И дядя, и тетя старались меня баловать, и я всё больше и больше отходила душой и отдыхала от пережитого, хотя всё-таки не поправилась достаточно, чтобы вполне оценить Париж.

В Милане назначена была встреча с Mlle Nour, бывшей гувернанткой, а теперь самым преданным другом тети Анны. С ней я отправилась в Сальсомаджиоре, а тетя поехала прямо в Рим.

Только с момента переезда итальянской границы почувствовала я себя вполне нормальным человеком и всем своим существом впитывала в себя всю волшебную красоту Италии, которую сразу полюбила, как вторую родину.

И язык ее, и природа, и памятники искусства — всё меня очаровывало, всё мне было дорого и мило с первого шага моего по этой благословенной земле.

Одно Сальсомаджиоре меня разочаровало — голая, некрасивая местность и две гостиницы международного масштаба. Ничего типичного для Италии, никакой «couleur locale».

Зато потом, когда, кончивши скучное лечение, мы поехали в Рим, останавливаясь по дороге в Парме, Болонье, Флоренции, я совсем попала под обаяние этой удивительной страны.

Особенно сильное впечатление произвела на меня Флоренция. Приехали мы туда ночью и долго искал» свободной комнаты, переезжая из гостиницы в гостиницу. И эта прогулка по темным, плохо освещенным улицам со средневековыми домами, церквами и дворцами, дышащими таинственным и мрачным прошлым и неизъяснимой поэзией — никогда мною не забудется.

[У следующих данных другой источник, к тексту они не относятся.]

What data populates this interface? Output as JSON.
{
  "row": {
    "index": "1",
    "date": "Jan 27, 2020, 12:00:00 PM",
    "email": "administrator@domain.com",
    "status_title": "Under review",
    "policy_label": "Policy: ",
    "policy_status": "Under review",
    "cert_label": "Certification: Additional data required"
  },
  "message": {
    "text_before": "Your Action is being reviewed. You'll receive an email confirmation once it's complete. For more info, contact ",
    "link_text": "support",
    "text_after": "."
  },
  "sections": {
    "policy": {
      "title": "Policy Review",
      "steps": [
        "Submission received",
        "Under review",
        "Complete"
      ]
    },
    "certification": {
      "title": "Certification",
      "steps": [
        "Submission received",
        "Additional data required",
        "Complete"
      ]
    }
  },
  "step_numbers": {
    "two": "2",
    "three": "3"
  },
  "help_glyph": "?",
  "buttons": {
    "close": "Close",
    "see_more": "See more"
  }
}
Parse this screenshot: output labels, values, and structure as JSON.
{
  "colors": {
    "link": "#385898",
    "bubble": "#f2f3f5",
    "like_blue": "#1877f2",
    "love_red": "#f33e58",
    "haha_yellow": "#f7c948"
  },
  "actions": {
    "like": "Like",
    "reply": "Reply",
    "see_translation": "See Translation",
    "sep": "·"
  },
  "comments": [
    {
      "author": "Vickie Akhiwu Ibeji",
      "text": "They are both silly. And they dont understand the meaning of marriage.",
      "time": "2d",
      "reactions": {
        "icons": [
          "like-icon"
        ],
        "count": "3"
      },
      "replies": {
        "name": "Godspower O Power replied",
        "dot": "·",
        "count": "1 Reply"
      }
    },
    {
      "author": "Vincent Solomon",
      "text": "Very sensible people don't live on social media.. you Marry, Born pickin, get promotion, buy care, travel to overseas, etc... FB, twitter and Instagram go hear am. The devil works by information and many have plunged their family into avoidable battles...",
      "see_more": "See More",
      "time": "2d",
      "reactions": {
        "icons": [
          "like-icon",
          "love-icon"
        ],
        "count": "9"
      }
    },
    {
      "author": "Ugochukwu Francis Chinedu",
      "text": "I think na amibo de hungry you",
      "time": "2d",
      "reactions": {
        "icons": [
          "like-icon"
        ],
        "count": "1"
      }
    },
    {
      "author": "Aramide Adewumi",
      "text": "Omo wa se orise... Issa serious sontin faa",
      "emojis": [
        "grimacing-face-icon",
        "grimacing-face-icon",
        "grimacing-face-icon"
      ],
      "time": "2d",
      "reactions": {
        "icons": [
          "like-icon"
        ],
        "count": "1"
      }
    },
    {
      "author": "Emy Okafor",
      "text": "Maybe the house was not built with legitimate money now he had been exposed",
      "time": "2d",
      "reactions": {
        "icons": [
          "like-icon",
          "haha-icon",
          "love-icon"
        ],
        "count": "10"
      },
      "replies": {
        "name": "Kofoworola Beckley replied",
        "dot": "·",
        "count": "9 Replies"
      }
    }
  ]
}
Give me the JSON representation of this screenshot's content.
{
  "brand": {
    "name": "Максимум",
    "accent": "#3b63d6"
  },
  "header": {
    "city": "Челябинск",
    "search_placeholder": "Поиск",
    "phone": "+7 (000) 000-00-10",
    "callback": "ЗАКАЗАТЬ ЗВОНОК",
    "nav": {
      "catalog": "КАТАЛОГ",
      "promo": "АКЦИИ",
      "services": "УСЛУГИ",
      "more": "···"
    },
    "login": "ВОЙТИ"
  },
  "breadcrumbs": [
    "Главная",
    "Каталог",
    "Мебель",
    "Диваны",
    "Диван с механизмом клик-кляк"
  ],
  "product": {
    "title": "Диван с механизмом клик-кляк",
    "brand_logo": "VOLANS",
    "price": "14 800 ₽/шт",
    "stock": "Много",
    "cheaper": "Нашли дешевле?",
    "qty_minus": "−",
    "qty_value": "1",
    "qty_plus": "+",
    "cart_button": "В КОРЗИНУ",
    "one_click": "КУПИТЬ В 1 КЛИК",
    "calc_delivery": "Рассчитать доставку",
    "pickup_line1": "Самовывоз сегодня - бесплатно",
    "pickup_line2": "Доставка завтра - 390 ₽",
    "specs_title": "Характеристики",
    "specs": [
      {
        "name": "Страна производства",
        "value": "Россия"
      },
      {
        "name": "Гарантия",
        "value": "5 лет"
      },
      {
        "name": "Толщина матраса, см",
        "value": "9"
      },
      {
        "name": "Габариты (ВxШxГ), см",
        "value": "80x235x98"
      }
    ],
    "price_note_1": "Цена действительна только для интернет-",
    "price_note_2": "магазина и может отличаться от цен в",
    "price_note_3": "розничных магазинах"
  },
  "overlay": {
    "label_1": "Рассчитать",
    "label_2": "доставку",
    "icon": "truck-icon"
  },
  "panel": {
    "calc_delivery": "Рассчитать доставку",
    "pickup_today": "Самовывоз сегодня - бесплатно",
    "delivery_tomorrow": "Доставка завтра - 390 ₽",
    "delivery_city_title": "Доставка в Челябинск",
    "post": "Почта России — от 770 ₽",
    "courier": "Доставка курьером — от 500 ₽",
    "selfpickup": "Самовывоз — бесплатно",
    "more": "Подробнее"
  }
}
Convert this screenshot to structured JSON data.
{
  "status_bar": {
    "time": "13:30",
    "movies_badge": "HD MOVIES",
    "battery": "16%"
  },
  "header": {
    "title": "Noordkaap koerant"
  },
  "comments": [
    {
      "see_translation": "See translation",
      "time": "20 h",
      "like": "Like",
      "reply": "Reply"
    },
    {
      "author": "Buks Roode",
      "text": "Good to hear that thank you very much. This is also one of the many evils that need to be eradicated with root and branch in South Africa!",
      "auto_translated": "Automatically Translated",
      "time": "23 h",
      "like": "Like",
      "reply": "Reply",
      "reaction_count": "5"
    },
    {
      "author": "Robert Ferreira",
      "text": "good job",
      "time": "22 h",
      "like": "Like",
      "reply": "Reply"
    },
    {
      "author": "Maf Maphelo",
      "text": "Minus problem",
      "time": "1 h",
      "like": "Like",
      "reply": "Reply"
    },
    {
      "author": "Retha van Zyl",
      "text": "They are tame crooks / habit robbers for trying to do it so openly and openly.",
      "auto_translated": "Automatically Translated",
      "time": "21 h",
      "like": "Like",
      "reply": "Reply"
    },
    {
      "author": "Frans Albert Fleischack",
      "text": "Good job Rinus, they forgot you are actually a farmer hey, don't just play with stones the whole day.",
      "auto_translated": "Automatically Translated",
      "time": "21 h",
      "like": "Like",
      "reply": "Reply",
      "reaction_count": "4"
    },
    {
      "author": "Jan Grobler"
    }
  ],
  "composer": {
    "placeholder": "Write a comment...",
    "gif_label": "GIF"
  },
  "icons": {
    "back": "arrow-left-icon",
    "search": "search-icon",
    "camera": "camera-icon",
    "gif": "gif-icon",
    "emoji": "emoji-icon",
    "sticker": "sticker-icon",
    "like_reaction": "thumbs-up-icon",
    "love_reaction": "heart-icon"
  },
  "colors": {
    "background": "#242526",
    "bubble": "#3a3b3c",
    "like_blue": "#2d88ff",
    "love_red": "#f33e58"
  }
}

Даже Рим — и тот не изгладил этого впечатления. А как там было чудно! Какой добротой окружили меня тетя и дядя, и как непривычно, легко и радостно чувствовала я себя, когда с утра отправлялась с Бедекером под мышкой изучать «заштатную столицу мира», как дядя Сережа Сазонов называл нежно им любимый Рим.

Днем тетя меня брала с собой кататься по городу или по Кампанье или к друзьям с визитами. Казенная квартира Сазоновых была в чудном старинном доме, называемом итальянцами «Палаццо Галицын». Старая каменная лестница, прекрасные потолки и двери клали на этот дом отпечаток старины; а его устройство — такое красивое и удобное, с прекрасной стильной мебелью, хорошими картинами, мягкими коврами превращали его в современный нарядный европейский дом.

Вся жизнь там носила совершенно иной отпечаток, чем у нас дома — всё было мне в диковинку, но всё меня интересовало и очень мне нравилось. Не было в этой жизни и тени патриархальности нашего ковенского быта, ни кипучего темпа жизни петербургской с нелюбимым всеми нами налетом «казенщины», вносимой в нее казенной обстановкой, казенной прислугой и т. д.

Всё здесь было нарядно, подтянуто, удобно и приятно. Вся жизнь интересна и содержательна, но размерена, не утомительна, без болезненных перебоев и глубоких отдыхов русской жизни. Не сразу я ко всему этому привыкла, но, привыкнув, очень оценила.

Дядя Сергей Дмитриевич Сазонов, уже давно жил заграницей: много лет провел он в Англии, и эта жизнь прочно привила ему западноевропейские вкусы и привычки, которые, сливаясь с его чисто русской натурой, создавали из него очень интересного человека. И он, и тетя массу читали на всех знакомых им языках и дядя всегда мне говорил:

— Какая ты счастливая, что не обязана читать кроме книг, газеты, а я вот, по долгу службы, должен с утра набивать себе голову этой дребеденью.

Как дядя и тетя хорошо ни знали Рим и его сокровища, им обоим доставляло огромное наслаждение снова и снова пойти полюбоваться на какую-нибудь любимую картину, статую или здание и они с любовью украшали свой дом произведениями искусств.

Во время моего почти двухмесячного пребывания в Риме дядя Сережа просил для себя, тети и меня аудиенции у Папы.

Быть принятой Папой Римским в частной аудиенции, конечно, очень меня прельщало, и я с восторгом в назначенное утро оделась во всё черное с черным кружевом на голове, как этого требовал в то время этикет при представлении Папе, и что означало траур по утраченной Папой светской власти.